Am Segelboot finden selbst Landratten faszinierend, wie es der Natur Bewegungsenergie abluchst, ohne sie zu beschädigen oder gar zu plündern. Hier kommen Konsistenz und Naturverträglichkeit ins Spiel: Erneuerbare Energien greifen in natürliche Elemente wie Wind, Sonne, Wasser oder organisches Wachstum ein, fangen sie auf, lenken sie und machen sie für den Menschen nutzbar. Windräder, die sich in der Landschaft drehen, Wärmepumpen, die Wärme aus der Erde oder der Luft ziehen, Photovoltaik auf Hausdächern, an Fassaden wie auf landwirtschaftlichen Flächen sind Manifestationen, wie sich Gesellschaft und Wirtschaft auf den Weg zur Naturverträglichkeit machen.

Wie aber sieht es mit der Suffizienz aus? Ein Segelboot mag zwar leicht und naturverträglich sein, ist aber im Vergleich zu einem Motorschiff in seiner Leistung begrenzt. Bei aller Eleganz des Designs und aller Naturverträglichkeit kann es weder schwere Lasten transportieren noch zuverlässig hohe Geschwindigkeiten erreichen. Auch darum braucht es ein Dreigestirn. 

Denn die Analogie des Segelschiffs gilt im Prinzip auch für die ökologische Wirtschaftsweise: Effizienz und Naturverträglichkeit reichen nicht aus. Suffizienz muss hinzukommen, um zu einer zukunftsfähigen Wirtschaft zu gelangen.

Es ist sicherlich geboten, bei der Effizienz und Naturverträglichkeit auf die Tube zu drücken. Ebenfalls aber – und sogar noch dringender – bei der Suffizienz. Das zivilisatorische Projekt des Dreigestirns besteht darin, die Ressourcen der Industriemoderne mit der Regenerationsfähigkeit der Biosphäre in Einklang zu bringen. Suffizienz spielt insofern eine fundamentale Rolle, als dass eine Effizienz- oder Konsistenzstrategie ins Leere läuft, sobald die Einsparungen von der Gütermenge wieder aufgefressen werden. Effizienz bedeutet, die Dinge richtig zu machen. Suffizienz bedeutet, die richtigen Dinge zu tun. 

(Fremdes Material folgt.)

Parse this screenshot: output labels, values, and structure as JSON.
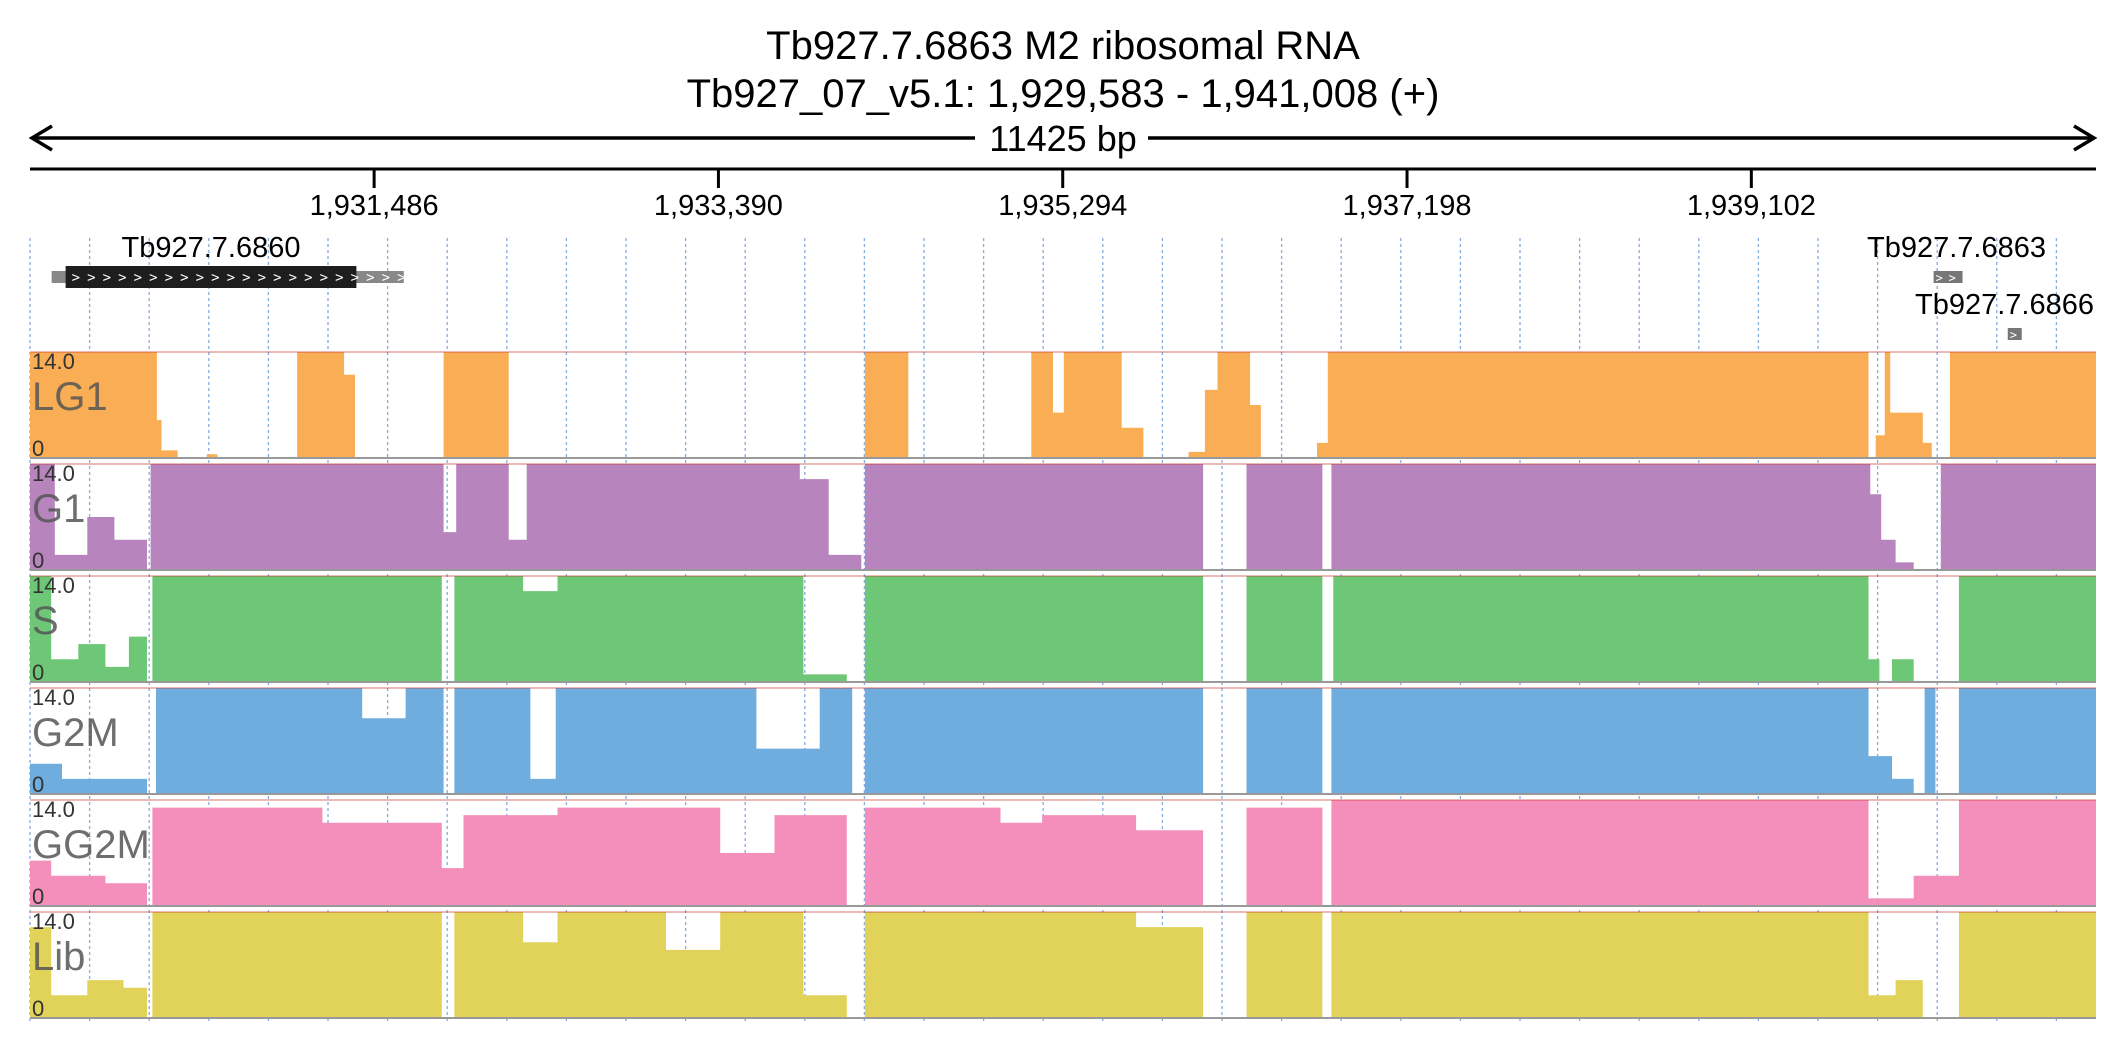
{
  "header": {
    "title": "Tb927.7.6863  M2 ribosomal RNA",
    "locus": "Tb927_07_v5.1: 1,929,583 - 1,941,008 (+)",
    "span": "11425 bp"
  },
  "chart_data": {
    "type": "area",
    "locus": {
      "chromosome": "Tb927_07_v5.1",
      "start": 1929583,
      "end": 1941008,
      "strand": "+"
    },
    "ticks": [
      {
        "pos": 1931486,
        "label": "1,931,486"
      },
      {
        "pos": 1933390,
        "label": "1,933,390"
      },
      {
        "pos": 1935294,
        "label": "1,935,294"
      },
      {
        "pos": 1937198,
        "label": "1,937,198"
      },
      {
        "pos": 1939102,
        "label": "1,939,102"
      }
    ],
    "genes": [
      {
        "name": "Tb927.7.6860",
        "start": 1929780,
        "end": 1931388,
        "utr_end": 1931650,
        "row": 0
      },
      {
        "name": "Tb927.7.6863",
        "start": 1940110,
        "end": 1940270,
        "row": 0
      },
      {
        "name": "Tb927.7.6866",
        "start": 1940520,
        "end": 1940590,
        "row": 1
      }
    ],
    "y_range": [
      0,
      14.0
    ],
    "scale_max_label": "14.0",
    "scale_min_label": "0",
    "tracks": [
      {
        "name": "LG1",
        "color": "#f9ae55",
        "segments": [
          [
            1929583,
            1930285,
            14
          ],
          [
            1930285,
            1930310,
            5
          ],
          [
            1930310,
            1930400,
            1
          ],
          [
            1930400,
            1930560,
            0
          ],
          [
            1930560,
            1930620,
            0.5
          ],
          [
            1930620,
            1931060,
            0
          ],
          [
            1931060,
            1931320,
            14
          ],
          [
            1931320,
            1931380,
            11
          ],
          [
            1931380,
            1931870,
            0
          ],
          [
            1931870,
            1932230,
            14
          ],
          [
            1932230,
            1934200,
            0
          ],
          [
            1934200,
            1934440,
            14
          ],
          [
            1934440,
            1935120,
            0
          ],
          [
            1935120,
            1935240,
            14
          ],
          [
            1935240,
            1935300,
            6
          ],
          [
            1935300,
            1935620,
            14
          ],
          [
            1935620,
            1935740,
            4
          ],
          [
            1935740,
            1935990,
            0
          ],
          [
            1935990,
            1936080,
            0.8
          ],
          [
            1936080,
            1936150,
            9
          ],
          [
            1936150,
            1936330,
            14
          ],
          [
            1936330,
            1936390,
            7
          ],
          [
            1936390,
            1936700,
            0
          ],
          [
            1936700,
            1936760,
            2
          ],
          [
            1936760,
            1936800,
            14
          ],
          [
            1936800,
            1939750,
            14
          ],
          [
            1939750,
            1939790,
            0
          ],
          [
            1939790,
            1939840,
            3
          ],
          [
            1939840,
            1939870,
            14
          ],
          [
            1939870,
            1940050,
            6
          ],
          [
            1940050,
            1940100,
            2
          ],
          [
            1940100,
            1940200,
            0
          ],
          [
            1940200,
            1940260,
            14
          ],
          [
            1940260,
            1941008,
            14
          ]
        ]
      },
      {
        "name": "G1",
        "color": "#b784bd",
        "segments": [
          [
            1929583,
            1929720,
            14
          ],
          [
            1929720,
            1929900,
            2
          ],
          [
            1929900,
            1930050,
            7
          ],
          [
            1930050,
            1930230,
            4
          ],
          [
            1930230,
            1930250,
            0
          ],
          [
            1930250,
            1931870,
            14
          ],
          [
            1931870,
            1931940,
            5
          ],
          [
            1931940,
            1932230,
            14
          ],
          [
            1932230,
            1932330,
            4
          ],
          [
            1932330,
            1932350,
            14
          ],
          [
            1932350,
            1933840,
            14
          ],
          [
            1933840,
            1934000,
            12
          ],
          [
            1934000,
            1934180,
            2
          ],
          [
            1934180,
            1934200,
            0
          ],
          [
            1934200,
            1936070,
            14
          ],
          [
            1936070,
            1936310,
            0
          ],
          [
            1936310,
            1936730,
            14
          ],
          [
            1936730,
            1936780,
            0
          ],
          [
            1936780,
            1936870,
            14
          ],
          [
            1936870,
            1939760,
            14
          ],
          [
            1939760,
            1939820,
            10
          ],
          [
            1939820,
            1939900,
            4
          ],
          [
            1939900,
            1940000,
            1
          ],
          [
            1940000,
            1940150,
            0
          ],
          [
            1940150,
            1941008,
            14
          ]
        ]
      },
      {
        "name": "S",
        "color": "#6ec776",
        "segments": [
          [
            1929583,
            1929700,
            14
          ],
          [
            1929700,
            1929850,
            3
          ],
          [
            1929850,
            1930000,
            5
          ],
          [
            1930000,
            1930130,
            2
          ],
          [
            1930130,
            1930230,
            6
          ],
          [
            1930230,
            1930260,
            0
          ],
          [
            1930260,
            1931860,
            14
          ],
          [
            1931860,
            1931930,
            0
          ],
          [
            1931930,
            1932310,
            14
          ],
          [
            1932310,
            1932500,
            12
          ],
          [
            1932500,
            1933860,
            14
          ],
          [
            1933860,
            1934100,
            1
          ],
          [
            1934100,
            1934200,
            0
          ],
          [
            1934200,
            1936070,
            14
          ],
          [
            1936070,
            1936310,
            0
          ],
          [
            1936310,
            1936730,
            14
          ],
          [
            1936730,
            1936790,
            0
          ],
          [
            1936790,
            1939750,
            14
          ],
          [
            1939750,
            1939810,
            3
          ],
          [
            1939810,
            1939880,
            0
          ],
          [
            1939880,
            1940000,
            3
          ],
          [
            1940000,
            1940250,
            0
          ],
          [
            1940250,
            1941008,
            14
          ]
        ]
      },
      {
        "name": "G2M",
        "color": "#6eadde",
        "segments": [
          [
            1929583,
            1929760,
            4
          ],
          [
            1929760,
            1929900,
            2
          ],
          [
            1929900,
            1930100,
            2
          ],
          [
            1930100,
            1930230,
            2
          ],
          [
            1930230,
            1930280,
            0
          ],
          [
            1930280,
            1931420,
            14
          ],
          [
            1931420,
            1931660,
            10
          ],
          [
            1931660,
            1931870,
            14
          ],
          [
            1931870,
            1931930,
            0
          ],
          [
            1931930,
            1932350,
            14
          ],
          [
            1932350,
            1932490,
            2
          ],
          [
            1932490,
            1933600,
            14
          ],
          [
            1933600,
            1933950,
            6
          ],
          [
            1933950,
            1934130,
            14
          ],
          [
            1934130,
            1934200,
            0
          ],
          [
            1934200,
            1936070,
            14
          ],
          [
            1936070,
            1936310,
            0
          ],
          [
            1936310,
            1936730,
            14
          ],
          [
            1936730,
            1936780,
            0
          ],
          [
            1936780,
            1939750,
            14
          ],
          [
            1939750,
            1939880,
            5
          ],
          [
            1939880,
            1940000,
            2
          ],
          [
            1940000,
            1940060,
            0
          ],
          [
            1940060,
            1940120,
            14
          ],
          [
            1940120,
            1940250,
            0
          ],
          [
            1940250,
            1941008,
            14
          ]
        ]
      },
      {
        "name": "GG2M",
        "color": "#f48fbb",
        "segments": [
          [
            1929583,
            1929700,
            6
          ],
          [
            1929700,
            1930000,
            4
          ],
          [
            1930000,
            1930230,
            3
          ],
          [
            1930230,
            1930260,
            0
          ],
          [
            1930260,
            1931200,
            13
          ],
          [
            1931200,
            1931860,
            11
          ],
          [
            1931860,
            1931980,
            5
          ],
          [
            1931980,
            1932500,
            12
          ],
          [
            1932500,
            1933400,
            13
          ],
          [
            1933400,
            1933700,
            7
          ],
          [
            1933700,
            1934100,
            12
          ],
          [
            1934100,
            1934200,
            0
          ],
          [
            1934200,
            1934950,
            13
          ],
          [
            1934950,
            1935180,
            11
          ],
          [
            1935180,
            1935700,
            12
          ],
          [
            1935700,
            1936070,
            10
          ],
          [
            1936070,
            1936310,
            0
          ],
          [
            1936310,
            1936730,
            13
          ],
          [
            1936730,
            1936780,
            0
          ],
          [
            1936780,
            1939750,
            14
          ],
          [
            1939750,
            1939900,
            1
          ],
          [
            1939900,
            1940000,
            1
          ],
          [
            1940000,
            1940250,
            4
          ],
          [
            1940250,
            1941008,
            14
          ]
        ]
      },
      {
        "name": "Lib",
        "color": "#e1d25a",
        "segments": [
          [
            1929583,
            1929700,
            12
          ],
          [
            1929700,
            1929900,
            3
          ],
          [
            1929900,
            1930100,
            5
          ],
          [
            1930100,
            1930230,
            4
          ],
          [
            1930230,
            1930260,
            0
          ],
          [
            1930260,
            1931860,
            14
          ],
          [
            1931860,
            1931930,
            0
          ],
          [
            1931930,
            1932310,
            14
          ],
          [
            1932310,
            1932500,
            10
          ],
          [
            1932500,
            1933100,
            14
          ],
          [
            1933100,
            1933400,
            9
          ],
          [
            1933400,
            1933860,
            14
          ],
          [
            1933860,
            1934100,
            3
          ],
          [
            1934100,
            1934200,
            0
          ],
          [
            1934200,
            1935700,
            14
          ],
          [
            1935700,
            1936070,
            12
          ],
          [
            1936070,
            1936310,
            0
          ],
          [
            1936310,
            1936730,
            14
          ],
          [
            1936730,
            1936780,
            0
          ],
          [
            1936780,
            1939750,
            14
          ],
          [
            1939750,
            1939900,
            3
          ],
          [
            1939900,
            1940050,
            5
          ],
          [
            1940050,
            1940250,
            0
          ],
          [
            1940250,
            1941008,
            14
          ]
        ]
      }
    ]
  }
}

Es muss nicht mehr größer, weiter, schneller sein

Denn in der expansiven Moderne dreht sich alles um das olympische Motto: größere Geschwindigkeiten, größere Entfernungen, größere Mengen an Gütern und Dienstleistungen. Suffizienz schwimmt gegen diesen Strom. Sie wird getragen von der sprichwörtlichen Erkenntnis, dass alles seinen Preis hat. 

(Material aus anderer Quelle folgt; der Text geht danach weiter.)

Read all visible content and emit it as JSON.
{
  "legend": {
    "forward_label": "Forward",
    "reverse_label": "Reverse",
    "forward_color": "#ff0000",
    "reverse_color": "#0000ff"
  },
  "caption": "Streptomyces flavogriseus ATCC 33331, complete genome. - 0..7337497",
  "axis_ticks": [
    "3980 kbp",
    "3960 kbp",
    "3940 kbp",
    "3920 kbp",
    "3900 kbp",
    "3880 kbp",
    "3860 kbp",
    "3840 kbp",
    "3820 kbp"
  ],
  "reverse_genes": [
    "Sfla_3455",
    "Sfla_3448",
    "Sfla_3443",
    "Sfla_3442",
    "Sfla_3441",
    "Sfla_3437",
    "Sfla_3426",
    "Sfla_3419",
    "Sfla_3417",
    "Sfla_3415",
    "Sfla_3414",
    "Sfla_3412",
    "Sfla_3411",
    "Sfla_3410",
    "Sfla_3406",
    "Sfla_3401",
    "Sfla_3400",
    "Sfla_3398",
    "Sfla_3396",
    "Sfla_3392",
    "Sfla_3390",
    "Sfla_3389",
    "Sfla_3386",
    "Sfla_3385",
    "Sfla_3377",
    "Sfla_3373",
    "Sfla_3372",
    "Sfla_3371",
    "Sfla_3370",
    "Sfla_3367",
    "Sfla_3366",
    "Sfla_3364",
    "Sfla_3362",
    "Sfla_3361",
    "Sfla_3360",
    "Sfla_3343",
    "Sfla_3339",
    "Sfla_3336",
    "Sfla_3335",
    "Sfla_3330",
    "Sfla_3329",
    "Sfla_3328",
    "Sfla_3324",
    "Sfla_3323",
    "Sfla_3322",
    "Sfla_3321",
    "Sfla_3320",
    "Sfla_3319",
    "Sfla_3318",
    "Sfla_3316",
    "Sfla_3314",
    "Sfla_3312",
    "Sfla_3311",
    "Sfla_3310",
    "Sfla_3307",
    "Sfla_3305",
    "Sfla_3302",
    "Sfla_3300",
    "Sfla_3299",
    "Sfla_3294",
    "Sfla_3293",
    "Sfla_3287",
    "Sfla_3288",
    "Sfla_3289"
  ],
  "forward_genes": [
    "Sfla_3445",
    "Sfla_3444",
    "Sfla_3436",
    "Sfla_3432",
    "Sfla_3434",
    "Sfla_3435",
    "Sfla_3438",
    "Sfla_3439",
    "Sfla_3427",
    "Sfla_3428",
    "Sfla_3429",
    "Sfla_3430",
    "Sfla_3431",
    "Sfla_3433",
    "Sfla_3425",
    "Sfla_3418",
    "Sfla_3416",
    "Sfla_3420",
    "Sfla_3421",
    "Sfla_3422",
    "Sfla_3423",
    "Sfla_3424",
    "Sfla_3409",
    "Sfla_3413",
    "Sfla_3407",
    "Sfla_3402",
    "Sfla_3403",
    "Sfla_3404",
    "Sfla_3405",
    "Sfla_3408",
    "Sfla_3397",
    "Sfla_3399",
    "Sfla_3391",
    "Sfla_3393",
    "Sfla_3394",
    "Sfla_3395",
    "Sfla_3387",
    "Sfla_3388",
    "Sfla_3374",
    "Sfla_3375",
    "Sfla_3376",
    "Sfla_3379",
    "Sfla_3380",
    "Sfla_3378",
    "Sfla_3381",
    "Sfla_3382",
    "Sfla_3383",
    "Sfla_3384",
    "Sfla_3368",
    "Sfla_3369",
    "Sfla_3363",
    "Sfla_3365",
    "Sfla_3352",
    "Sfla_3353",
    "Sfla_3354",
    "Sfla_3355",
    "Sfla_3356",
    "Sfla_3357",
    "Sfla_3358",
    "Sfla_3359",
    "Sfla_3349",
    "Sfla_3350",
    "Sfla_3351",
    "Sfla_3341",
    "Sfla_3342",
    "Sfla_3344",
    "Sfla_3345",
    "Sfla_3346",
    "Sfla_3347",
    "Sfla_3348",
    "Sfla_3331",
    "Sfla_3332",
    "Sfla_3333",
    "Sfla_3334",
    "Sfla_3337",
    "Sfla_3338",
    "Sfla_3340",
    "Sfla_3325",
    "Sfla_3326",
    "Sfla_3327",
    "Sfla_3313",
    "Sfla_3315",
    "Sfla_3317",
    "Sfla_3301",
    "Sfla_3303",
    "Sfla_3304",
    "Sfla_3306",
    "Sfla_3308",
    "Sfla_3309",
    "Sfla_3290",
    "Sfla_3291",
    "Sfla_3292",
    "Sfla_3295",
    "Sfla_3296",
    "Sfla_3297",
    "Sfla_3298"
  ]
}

So sind die technischen Meisterleistungen der Industriemoderne nur die eine Seite der Medaille; die andere sind Ungleichheit und Naturzerstörung. Daher plädieren die Befürwortenden der Suffizienz dafür, mit dem Steigerungsimperativ des „Schneller, Weiter, Mehr“ zu brechen. In diesem Sinne hat die Kunst des Unterlassens in der Politik Vorrang, um die Regeneration des Lebens in der Natur und der Gesellschaft zu ermöglichen.

Nach 50 Jahren Umweltpolitik ist schließlich klar geworden: Es reicht noch nicht, bei weitem nicht. Die Transformation ist nicht umfassend genug, nicht radikal genug, nicht schnell genug. Die Probleme werden immer mehr, die Lösungen immer weniger. Und nicht wenige verpuffen angesichts der Feuerkraft der Lobby der Öl- und Gasindustrie und ihrer Helfershelfenden in Politik und Medien. 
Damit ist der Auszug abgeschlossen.